The Board of Supervisors’ Transportation and Land Use Committee has recommended zoning changes that would allow more houses in the Transition Policy Area in a bid to make some of those houses more affordable.
The changes are part of a larger project to encourage more attainable housing in Loudoun in cheaper-priced units and in price-controlled Affordable Dwelling Units. They include revisions to zoning law such as reducing the minimum size of development that would be required to provide Affordable Dwelling Units, rule changes to allow more accessory units by single-family homes, and considering eliminating an existing exemption for buildings over four stories high with an elevator.
But supervisors on the committee were split over allowing developers to increase the number of units they build in the Transition Policy Area if some of those units are put into the Affordable Dwelling Unit Program. The proposal would allow developers to increase the number of units by up to 30 percent, with the percentage of that increase being the same as the percentage of those additional units that must be put in the Affordable Dwelling Unit program.
Under the rule, if a developer could build 100 units on a parcel by-right, they would be able to build up to 130 units if nine of those were ADUs—30 percent of the additional 30 units.
According to county staff, that has the potential to allow up to 300 more units in the Transition Policy Area, which has long served as a buffer between development and suburban sprawl to the east and the green, undeveloped and historic spaces in the west.
Supervisor Tony R. Buffington (R-Blue Ridge) pointed out that the Board of Supervisors has already recently increased the development allowed in the Transition Policy Area with its new Comprehensive Plan, a trend he and many Loudoun residents fought throughout the three-year process. And, he pointed out, he had predicted that affordable housing zoning amendments could come with yet more Transition-area development.
“The Transition Policy Area was the most heated argument or discussion point for the board and for the community, and the overwhelming majority of folks did not want the additional houses to be added to the Transition Policy Area,” Buffington said.
The previous Planning Commission recommended allowing more than 15,000 more homes in the transition area than under the old plan; by the time of the final vote, supervisors had whittled that down to only2,180 more than the old plan.
“I don’t believe that we should use the housing affordability study as a way to add another 200-300 houses on top of that,” Buffington said.
But other supervisors on the committee supported the change.
“The Transition Policy Area was never meant to be the Rural Policy Area,” said Chairwoman Phyllis J. Randall (D-At Large). “The Transition Policy Area was meant to be transition, and so you don’t want as many houses or high as density of houses in the suburban policy area, but you also don’t have no new growth like we’re doing in the Rural Policy Area.”

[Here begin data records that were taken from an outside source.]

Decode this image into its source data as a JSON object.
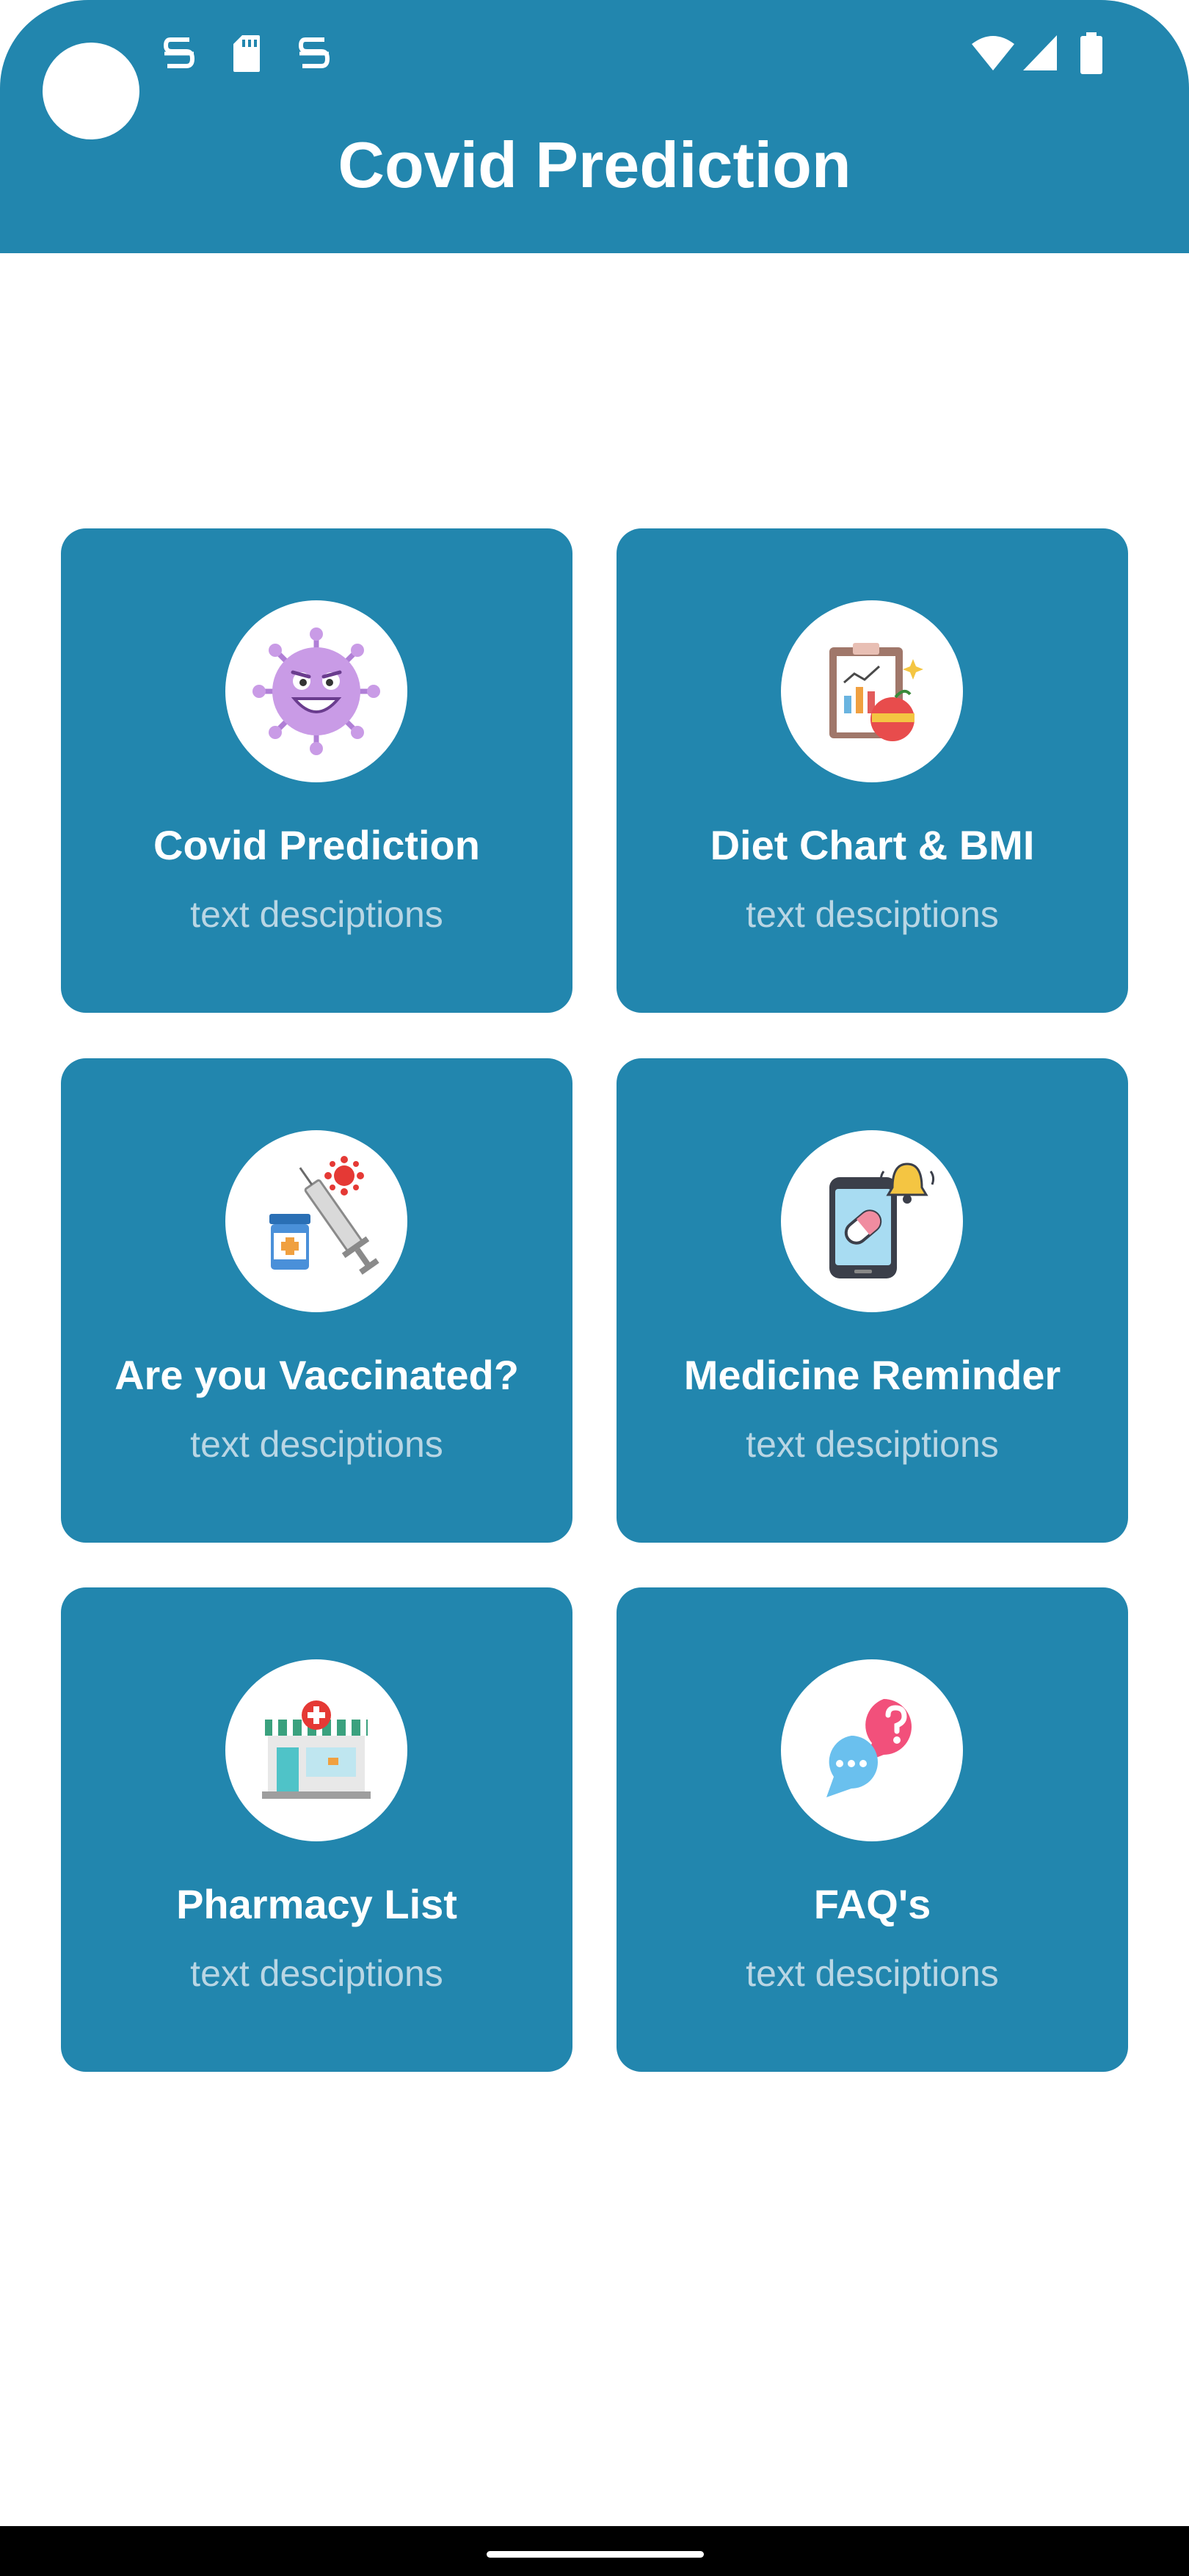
{
  "status_bar": {
    "icons": [
      "notification-icon",
      "sd-card-icon",
      "notification-icon",
      "wifi-icon",
      "signal-icon",
      "battery-icon"
    ]
  },
  "app_bar": {
    "title": "Covid Prediction",
    "color": "#2286ae"
  },
  "cards": [
    {
      "title": "Covid Prediction",
      "description": "text desciptions",
      "icon": "virus-icon"
    },
    {
      "title": "Diet Chart & BMI",
      "description": "text desciptions",
      "icon": "diet-chart-icon"
    },
    {
      "title": "Are you Vaccinated?",
      "description": "text desciptions",
      "icon": "vaccine-icon"
    },
    {
      "title": "Medicine Reminder",
      "description": "text desciptions",
      "icon": "medicine-reminder-icon"
    },
    {
      "title": "Pharmacy List",
      "description": "text desciptions",
      "icon": "pharmacy-icon"
    },
    {
      "title": "FAQ's",
      "description": "text desciptions",
      "icon": "faq-icon"
    }
  ]
}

She argued that to get affordable housing, new houses must be built, and they are unlikely to be built in the Suburban Policy Area or new Urban Policy Area. The Affordable Dwelling Unit program also applies in the Suburban Policy Area; zoning ordinances for the Urban Policy Area, newly created in the new comprehensive plan, have not yet been written.
She also pointed out that most of the Affordable Dwelling Units in Loudoun are rentals.

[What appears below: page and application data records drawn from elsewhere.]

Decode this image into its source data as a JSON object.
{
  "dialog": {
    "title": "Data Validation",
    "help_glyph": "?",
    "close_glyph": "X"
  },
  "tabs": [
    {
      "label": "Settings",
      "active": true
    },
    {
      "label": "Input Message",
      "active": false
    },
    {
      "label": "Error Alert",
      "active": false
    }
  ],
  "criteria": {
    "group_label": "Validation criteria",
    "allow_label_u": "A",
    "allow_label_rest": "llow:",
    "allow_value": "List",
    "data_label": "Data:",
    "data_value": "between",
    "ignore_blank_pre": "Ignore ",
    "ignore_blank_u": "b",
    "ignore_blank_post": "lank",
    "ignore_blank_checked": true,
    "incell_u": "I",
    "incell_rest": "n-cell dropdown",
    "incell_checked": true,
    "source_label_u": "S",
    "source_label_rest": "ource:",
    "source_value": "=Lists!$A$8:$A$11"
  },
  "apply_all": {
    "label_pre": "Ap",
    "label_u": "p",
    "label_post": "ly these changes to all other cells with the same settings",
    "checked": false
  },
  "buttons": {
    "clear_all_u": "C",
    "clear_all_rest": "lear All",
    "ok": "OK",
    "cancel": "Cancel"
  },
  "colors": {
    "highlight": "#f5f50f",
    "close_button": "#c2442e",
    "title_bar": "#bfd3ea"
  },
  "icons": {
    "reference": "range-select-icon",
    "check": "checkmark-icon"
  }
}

“If you really want to change the trajectory of someone’s life, and if you really want to help people get out of generational poverty and get into generational wealth, you give them a home that they can buy that’s affordable,” Randall said. “It’s not just about renting something, it’s about having affordable homes to purchase.”
Supervisors voted 3-2 to recommend the changes to the full board, including the Transition Policy Area Change. Supervisors Buffington and Kristen C. Umstattd (D-Leesburg) voted against the changes; Supervisors Randall, Sylvia Russell Glass (D-Broad Run) and committee Chairman Michael R. Turner (D-Ashburn) voted for them.